Year-round Tisbury homeowners will see their property tax rates reduced by a further six per cent, after the town select board voted Wednesday afternoon to raise the town’s residential exemption.
Both board members strongly backed the increase in the residential exemption as a way to ease the burden on year-round residents after town voters approved an additional $26 million in school construction bonds earlier this year.
“It’s something that we have to do. Things are shifting, and I think this will help,” board member John Cahill said.
Chair Roy Cutrer agreed.
“Everything in Tisbury has become more costly for the year-round residents,” Mr. Cutrer said.
The increased exemption will lower the annual tax bill from $5,271 to $4,930 for Tisbury’s median home value of $988,400.
It also shifts another four per cent of the town’s residential tax levy to seasonal Tisbury homeowners, one of whom spoke in protest during Wednesday’s online hearing.
Even 18 per cent is too much for a retired couple on a fixed income to assume on behalf of year-round homeowners, seasonal resident Carol Adelson said.
“We … would like to see this inequity decrease or be eliminated,” she told the board.
But most of Wednesday’s public testimony was squarely in favor of the raising the exemption, which town finance director Jon Snyder said has been at 18 per cent for the past eight years.

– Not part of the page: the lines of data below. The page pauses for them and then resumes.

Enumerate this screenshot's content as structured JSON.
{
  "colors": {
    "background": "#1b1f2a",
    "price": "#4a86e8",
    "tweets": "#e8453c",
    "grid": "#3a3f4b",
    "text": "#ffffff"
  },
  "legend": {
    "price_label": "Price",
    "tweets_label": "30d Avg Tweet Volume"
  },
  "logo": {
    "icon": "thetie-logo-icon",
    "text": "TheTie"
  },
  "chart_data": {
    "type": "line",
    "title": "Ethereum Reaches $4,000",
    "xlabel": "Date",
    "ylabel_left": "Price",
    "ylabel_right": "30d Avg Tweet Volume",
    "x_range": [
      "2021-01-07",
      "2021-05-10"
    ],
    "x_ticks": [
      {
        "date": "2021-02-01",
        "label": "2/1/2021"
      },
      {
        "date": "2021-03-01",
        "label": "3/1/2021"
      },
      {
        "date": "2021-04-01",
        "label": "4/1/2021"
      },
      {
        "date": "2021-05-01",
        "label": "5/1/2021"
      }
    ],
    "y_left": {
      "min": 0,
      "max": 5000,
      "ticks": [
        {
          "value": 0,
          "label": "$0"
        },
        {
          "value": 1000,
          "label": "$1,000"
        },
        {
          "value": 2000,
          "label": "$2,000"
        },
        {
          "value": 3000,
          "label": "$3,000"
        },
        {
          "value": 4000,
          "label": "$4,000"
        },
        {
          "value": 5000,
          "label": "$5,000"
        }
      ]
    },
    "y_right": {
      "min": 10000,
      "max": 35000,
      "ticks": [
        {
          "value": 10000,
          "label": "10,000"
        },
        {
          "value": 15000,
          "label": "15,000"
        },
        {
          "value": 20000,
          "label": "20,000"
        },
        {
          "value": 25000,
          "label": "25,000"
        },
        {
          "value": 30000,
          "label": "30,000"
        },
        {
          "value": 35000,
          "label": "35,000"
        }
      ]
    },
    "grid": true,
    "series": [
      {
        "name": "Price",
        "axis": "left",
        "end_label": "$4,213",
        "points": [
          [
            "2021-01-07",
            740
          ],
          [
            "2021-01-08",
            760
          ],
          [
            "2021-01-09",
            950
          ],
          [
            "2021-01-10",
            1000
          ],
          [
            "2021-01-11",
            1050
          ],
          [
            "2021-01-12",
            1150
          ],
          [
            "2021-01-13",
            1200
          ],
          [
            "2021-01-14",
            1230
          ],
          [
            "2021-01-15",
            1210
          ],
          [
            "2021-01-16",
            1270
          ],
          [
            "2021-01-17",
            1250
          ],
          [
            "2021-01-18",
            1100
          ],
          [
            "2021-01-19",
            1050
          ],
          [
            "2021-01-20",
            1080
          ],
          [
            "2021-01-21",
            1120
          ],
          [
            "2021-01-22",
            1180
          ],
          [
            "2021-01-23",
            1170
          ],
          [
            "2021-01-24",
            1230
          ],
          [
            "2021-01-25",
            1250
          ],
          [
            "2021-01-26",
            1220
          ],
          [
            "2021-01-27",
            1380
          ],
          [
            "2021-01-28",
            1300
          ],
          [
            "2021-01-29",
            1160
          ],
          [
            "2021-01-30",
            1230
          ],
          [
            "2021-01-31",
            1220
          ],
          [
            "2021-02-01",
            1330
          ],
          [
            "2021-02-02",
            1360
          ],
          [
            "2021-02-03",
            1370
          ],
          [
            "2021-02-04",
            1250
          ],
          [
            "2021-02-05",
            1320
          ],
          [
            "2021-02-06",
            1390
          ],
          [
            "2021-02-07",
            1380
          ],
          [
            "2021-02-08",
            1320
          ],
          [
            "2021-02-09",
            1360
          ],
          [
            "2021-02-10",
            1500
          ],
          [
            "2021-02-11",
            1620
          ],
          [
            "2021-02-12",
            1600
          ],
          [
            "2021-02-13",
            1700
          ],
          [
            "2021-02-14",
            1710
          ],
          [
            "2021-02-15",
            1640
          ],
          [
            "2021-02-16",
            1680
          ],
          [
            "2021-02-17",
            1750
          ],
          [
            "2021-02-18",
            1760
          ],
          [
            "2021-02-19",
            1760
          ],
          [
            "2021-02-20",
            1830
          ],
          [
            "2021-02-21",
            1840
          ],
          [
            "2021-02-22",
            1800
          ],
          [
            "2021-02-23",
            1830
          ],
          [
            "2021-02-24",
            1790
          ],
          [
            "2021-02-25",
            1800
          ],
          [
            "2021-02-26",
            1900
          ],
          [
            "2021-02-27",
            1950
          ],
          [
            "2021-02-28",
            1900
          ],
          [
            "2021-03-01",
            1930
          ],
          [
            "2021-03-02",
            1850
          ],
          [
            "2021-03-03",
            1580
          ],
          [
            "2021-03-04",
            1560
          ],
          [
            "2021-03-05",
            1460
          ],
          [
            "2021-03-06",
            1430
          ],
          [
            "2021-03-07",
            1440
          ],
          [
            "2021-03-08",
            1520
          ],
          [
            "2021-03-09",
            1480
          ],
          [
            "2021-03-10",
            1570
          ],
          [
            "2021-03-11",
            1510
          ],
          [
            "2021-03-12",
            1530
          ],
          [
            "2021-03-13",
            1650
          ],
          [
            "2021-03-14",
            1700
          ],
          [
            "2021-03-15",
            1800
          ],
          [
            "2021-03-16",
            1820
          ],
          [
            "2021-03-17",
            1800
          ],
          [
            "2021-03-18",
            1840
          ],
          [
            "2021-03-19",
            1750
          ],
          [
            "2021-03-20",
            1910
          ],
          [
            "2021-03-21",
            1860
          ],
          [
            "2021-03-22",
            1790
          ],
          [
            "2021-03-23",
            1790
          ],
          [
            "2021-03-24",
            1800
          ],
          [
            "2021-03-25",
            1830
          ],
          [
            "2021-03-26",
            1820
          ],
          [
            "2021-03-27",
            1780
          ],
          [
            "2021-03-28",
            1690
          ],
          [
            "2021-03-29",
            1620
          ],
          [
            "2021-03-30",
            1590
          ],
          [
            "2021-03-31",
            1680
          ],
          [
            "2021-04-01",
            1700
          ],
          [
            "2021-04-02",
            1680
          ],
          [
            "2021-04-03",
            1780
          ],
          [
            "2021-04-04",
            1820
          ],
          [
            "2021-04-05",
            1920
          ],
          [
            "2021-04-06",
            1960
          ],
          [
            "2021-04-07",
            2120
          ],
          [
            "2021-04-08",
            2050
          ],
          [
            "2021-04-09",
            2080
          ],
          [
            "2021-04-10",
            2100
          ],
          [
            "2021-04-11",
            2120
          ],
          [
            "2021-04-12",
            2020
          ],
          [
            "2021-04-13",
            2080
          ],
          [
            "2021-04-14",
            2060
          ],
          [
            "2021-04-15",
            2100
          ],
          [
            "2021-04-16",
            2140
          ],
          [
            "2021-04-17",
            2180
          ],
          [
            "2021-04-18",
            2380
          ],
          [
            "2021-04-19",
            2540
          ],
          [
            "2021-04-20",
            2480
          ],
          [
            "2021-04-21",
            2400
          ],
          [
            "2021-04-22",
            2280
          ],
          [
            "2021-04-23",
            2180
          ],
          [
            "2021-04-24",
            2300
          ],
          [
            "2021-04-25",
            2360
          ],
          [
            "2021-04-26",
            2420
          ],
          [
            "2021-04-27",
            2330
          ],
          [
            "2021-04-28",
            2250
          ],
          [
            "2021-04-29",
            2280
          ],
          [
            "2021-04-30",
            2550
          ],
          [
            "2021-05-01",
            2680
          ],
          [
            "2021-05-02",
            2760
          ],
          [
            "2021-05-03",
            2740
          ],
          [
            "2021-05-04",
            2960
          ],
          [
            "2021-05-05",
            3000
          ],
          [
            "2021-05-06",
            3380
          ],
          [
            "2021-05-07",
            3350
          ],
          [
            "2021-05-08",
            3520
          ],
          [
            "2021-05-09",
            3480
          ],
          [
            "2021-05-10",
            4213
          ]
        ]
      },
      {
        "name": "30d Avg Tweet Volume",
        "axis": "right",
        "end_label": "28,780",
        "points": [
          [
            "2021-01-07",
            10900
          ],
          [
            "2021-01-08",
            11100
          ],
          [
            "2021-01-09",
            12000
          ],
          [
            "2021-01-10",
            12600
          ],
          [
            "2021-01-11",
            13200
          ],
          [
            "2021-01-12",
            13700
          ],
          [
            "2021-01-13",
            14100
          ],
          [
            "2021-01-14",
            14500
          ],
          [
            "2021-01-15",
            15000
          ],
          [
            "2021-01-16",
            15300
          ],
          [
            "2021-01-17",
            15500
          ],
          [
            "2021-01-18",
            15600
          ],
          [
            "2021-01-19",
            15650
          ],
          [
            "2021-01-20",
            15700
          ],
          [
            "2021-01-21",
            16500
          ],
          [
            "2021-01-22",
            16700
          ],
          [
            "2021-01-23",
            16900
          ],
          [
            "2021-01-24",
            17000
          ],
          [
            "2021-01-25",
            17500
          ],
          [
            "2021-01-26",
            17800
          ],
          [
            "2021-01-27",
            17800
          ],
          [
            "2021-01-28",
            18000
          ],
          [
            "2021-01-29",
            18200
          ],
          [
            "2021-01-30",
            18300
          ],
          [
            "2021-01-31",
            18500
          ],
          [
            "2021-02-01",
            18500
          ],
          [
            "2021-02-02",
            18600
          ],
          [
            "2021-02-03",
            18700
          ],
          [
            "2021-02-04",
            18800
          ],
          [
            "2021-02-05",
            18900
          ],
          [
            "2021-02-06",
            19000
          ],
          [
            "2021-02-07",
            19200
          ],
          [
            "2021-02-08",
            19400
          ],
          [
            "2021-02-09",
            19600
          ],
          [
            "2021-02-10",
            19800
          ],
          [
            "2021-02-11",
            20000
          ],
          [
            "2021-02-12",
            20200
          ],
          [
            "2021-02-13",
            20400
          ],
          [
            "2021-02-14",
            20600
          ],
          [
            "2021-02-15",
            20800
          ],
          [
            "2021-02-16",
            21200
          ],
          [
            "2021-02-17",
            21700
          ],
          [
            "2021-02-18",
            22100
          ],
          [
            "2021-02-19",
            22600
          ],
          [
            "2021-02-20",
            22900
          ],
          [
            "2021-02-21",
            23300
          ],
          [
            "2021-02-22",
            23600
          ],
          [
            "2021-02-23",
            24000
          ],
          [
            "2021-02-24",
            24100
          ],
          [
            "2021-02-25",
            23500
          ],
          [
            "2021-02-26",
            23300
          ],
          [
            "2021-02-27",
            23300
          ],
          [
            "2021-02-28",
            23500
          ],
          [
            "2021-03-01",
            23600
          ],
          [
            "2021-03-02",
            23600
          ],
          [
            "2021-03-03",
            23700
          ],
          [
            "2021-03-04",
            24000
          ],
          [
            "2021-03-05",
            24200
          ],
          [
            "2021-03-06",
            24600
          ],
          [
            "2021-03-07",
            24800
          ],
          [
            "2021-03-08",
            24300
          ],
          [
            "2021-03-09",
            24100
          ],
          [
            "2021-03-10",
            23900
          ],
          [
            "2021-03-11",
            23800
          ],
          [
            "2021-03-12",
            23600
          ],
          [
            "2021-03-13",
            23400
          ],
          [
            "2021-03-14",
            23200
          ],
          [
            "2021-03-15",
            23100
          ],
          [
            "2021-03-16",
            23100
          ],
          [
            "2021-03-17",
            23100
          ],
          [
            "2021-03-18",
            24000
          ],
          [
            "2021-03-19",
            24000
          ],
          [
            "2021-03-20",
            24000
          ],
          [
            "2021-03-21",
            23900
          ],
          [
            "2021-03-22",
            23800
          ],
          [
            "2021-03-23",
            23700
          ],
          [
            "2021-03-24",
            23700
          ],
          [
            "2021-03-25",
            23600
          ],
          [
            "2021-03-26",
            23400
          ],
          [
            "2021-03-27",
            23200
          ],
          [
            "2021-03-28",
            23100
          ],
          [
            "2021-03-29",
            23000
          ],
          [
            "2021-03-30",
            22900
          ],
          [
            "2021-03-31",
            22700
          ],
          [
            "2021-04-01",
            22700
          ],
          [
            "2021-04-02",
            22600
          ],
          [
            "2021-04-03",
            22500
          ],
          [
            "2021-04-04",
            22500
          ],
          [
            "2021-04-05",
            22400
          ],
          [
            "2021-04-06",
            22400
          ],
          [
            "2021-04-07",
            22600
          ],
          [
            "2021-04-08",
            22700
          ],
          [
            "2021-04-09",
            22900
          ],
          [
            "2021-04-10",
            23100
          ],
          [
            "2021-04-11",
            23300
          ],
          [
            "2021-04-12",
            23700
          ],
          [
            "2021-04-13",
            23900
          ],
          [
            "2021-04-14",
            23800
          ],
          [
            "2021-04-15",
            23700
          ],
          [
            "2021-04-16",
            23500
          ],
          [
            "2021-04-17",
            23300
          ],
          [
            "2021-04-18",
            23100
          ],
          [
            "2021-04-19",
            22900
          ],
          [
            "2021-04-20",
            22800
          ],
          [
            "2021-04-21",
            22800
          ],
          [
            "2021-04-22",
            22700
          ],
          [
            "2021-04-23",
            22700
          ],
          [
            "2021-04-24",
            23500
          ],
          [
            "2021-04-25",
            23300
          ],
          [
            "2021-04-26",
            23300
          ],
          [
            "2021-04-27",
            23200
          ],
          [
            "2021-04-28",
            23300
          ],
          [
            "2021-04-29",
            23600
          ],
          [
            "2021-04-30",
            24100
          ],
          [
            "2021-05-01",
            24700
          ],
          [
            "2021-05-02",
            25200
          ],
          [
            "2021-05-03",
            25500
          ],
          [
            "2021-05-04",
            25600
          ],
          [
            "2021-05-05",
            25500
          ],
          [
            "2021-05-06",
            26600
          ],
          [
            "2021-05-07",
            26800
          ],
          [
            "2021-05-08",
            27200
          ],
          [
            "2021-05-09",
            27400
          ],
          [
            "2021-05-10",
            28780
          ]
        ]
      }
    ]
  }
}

“I’m wondering if 22 per cent is enough?” asked Jeffrey Canha, while Mac Schilcher said the town needs to acknowledge that its residents are part of the reason for Tisbury’s success.
“If you don’t pass this tonight, it just makes it harder and harder and harder to live here,” Mr. Schilcher said.
The select board also voted not to shift any of the residential tax levy to Tisbury’s commercial, industrial and personal property classes, which town treasurer Jon Snyder said represent such a minuscule part of the total valuation that any shift would barely affect residential taxes while heavily burdening owners in the other property classes.
Wednesday’s decisions brought to a close Tisbury’s annual tax rate and property hearing, a more drawn-out process this year due to delayed state certification.